BACK

Weekly Residuum 177 -november 2003 B
© foto en tekst Koen Nieuwendijk



De schilderijen van Holbein maakten wat los. Argeloos reisde ik naar het Mauritshuis. Zoals gewoonlijk raas ik eerst kris kras door de zalen, inventariseer wat ik het beste vind, keer terug op mijn schreden, en loop, als de drukte dat toestaat, wat langzamer weer dezelfde route. Ik pendel soms meerdere malen tussen twee schilderijen heen en weer, excuses mompelend voor de botsingen die ik veroorzaak. Ik verbaas mij over de contradictie van Anna van Kleef, wier geschilderde beeltenis zo mooi is, dat Hendrik VIII walgde van de werkelijkheid. Ik denk mij in dat Holbein bij mij exposeert, en zoek de sterke, maar ook de zwakke punten in zijn werk, zie hem modderen in sommige achtergronden, die sowieso meestal plat zijn. Niet dat dat wat uitmaakt voor mijn bewondering, maar het geeft ruimte voor de menselijke maat, omdat een genie bij tijd en wijle ook niet weet hoe het verder moet.
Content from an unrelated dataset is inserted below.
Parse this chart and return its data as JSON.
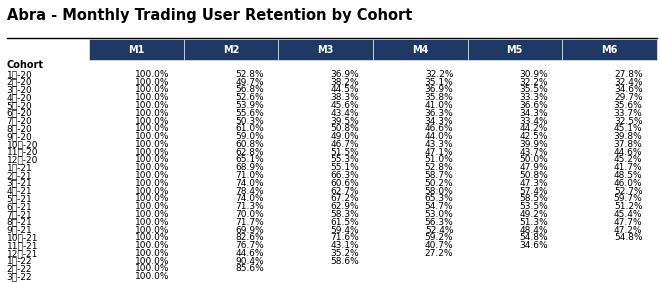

Mischien kwam het omdat Holbein in de 15e eeuw is geboren, dat mij een artikel door het hoofd speelde over kastelen, waar het vroeger een stinkende smeerboel bleek te zijn, met als toppunt van ad hoc-beleid de braakgaten in de buitenmuur. Dat ik daarna met een bekende over de stugge verwerkbaarheid van tempera sprak, door Holbein schijnbaar moeiteloos naar zijn hand gezet, is volkomen toevallig, maar, opperde ik, als die eitempera nu wat heeft staan rotten, zou het smeren dan niet een stuk makkelijker gaan? Maar die stank, die is niet te harden, was de reactie, en mijn gedachten maakten een sprongetje. Dat moet toen amper zijn opgevallen, temidden van die stinkende bende!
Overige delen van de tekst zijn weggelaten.